Le mariage, les weekends à la campagne, les deux enfants, un garçon et une fille, le chien et le poisson rouge, voilà la vie idéale selon bien des couples. C'est aussi le rêve de la sœur de Ryan, qui appelle son frère à la rescousse lorsque son futur mari est pris de doutes juste avant la cérémonie de mariage. La scène dégouline de bon sentiments, car, bien entendu, à se fouiller les méninges pour trouver des points positifs sur la vie à deux, Ryan finit par en trouver... et s'en convaincre en même temps que le fiancé. On touche pourtant, dans le film, des points sociaux sensibles: l'économie qui flanche, les licenciements abusifs, inhumanité de la modernité technologique; loin d'être corrosif, Jason Reitman oublie de s'appesantir sur ces thèmes essentiels, et fait à la place l'éloge du conformisme, des valeurs traditionnelles.

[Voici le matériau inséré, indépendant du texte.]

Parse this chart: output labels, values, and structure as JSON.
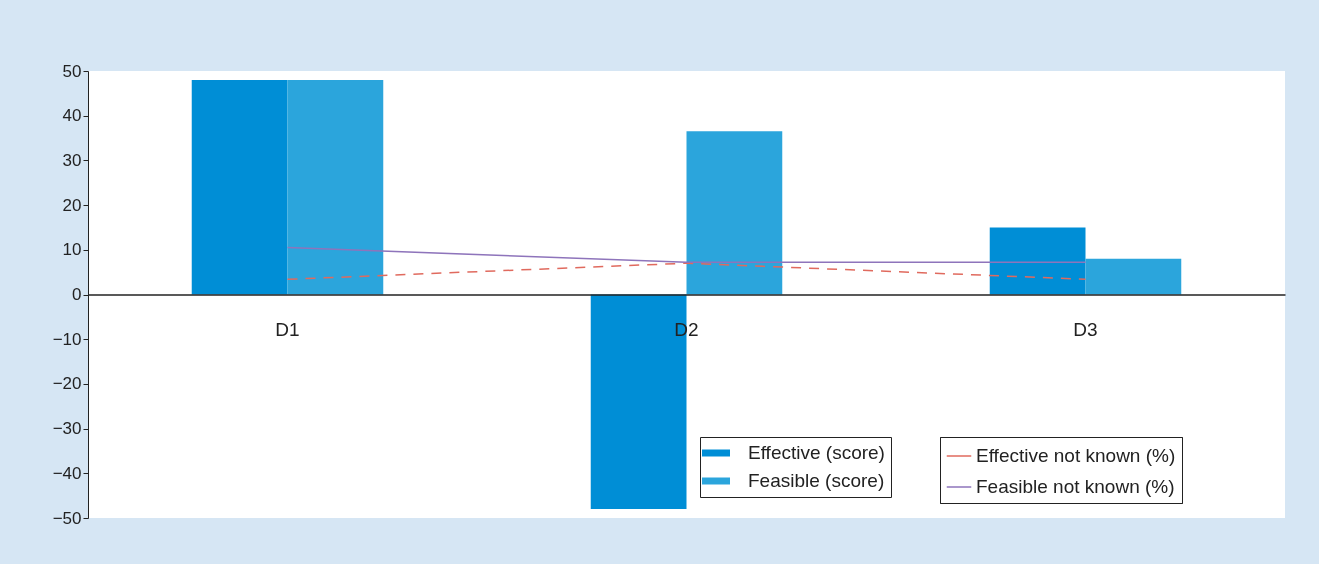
{
  "chart_data": {
    "type": "bar",
    "categories": [
      "D1",
      "D2",
      "D3"
    ],
    "ylim": [
      -50,
      50
    ],
    "yticks": [
      -50,
      -40,
      -30,
      -20,
      -10,
      0,
      10,
      20,
      30,
      40,
      50
    ],
    "grid": false,
    "legend": "bottom right",
    "series": [
      {
        "name": "Effective (score)",
        "color": "#008ed6",
        "values": [
          48,
          -48,
          15
        ]
      },
      {
        "name": "Feasible (score)",
        "color": "#2ba5dc",
        "values": [
          48,
          36.5,
          8
        ]
      },
      {
        "name": "Effective not known (%)",
        "type": "line",
        "line_style": "dashed",
        "color": "#e06a5e",
        "values": [
          3.4,
          7,
          3.4
        ]
      },
      {
        "name": "Feasible not known (%)",
        "type": "line",
        "line_style": "solid",
        "color": "#8e74bb",
        "values": [
          10.5,
          7.2,
          7.2
        ]
      }
    ]
  }
}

Du cynisme, s'il vous-plait, Monsieur Reitman!


In the air
de Jason Reitman
avec Georges Clooney, Anna Kendrick, Vera Farmiga,...
sortie française: 27 janvier 2010

Thursday, February 4, 2010

Gainsbourg (vie héroïque), de Joann Sfar

Le générique le précise, c'est d'un conte qu'il s'agit. La vie et l'œuvre de Serge Gainsbourg, certes, mais par les yeux et les ressentis de Joann Sfar. Abandonnez donc l'idée de voir un documentaire exhaustif sur les frasques du chanteur. Le réalisateur s'attarde sur l'enfance de Gainsbourg, et sur son génie créatif, personnalisé par un double, marionnette caricaturale, aux dimensions démesurées, le Mister Hyde de Gainsbourg, Gainsbarre, sa Gueule, qui le dominera sur la fin de sa vie. Il s'arrête sur ses muses, ses relations avec les femmes, ses sources d'inspiration, et son intériorité, ses hésitations intimes. 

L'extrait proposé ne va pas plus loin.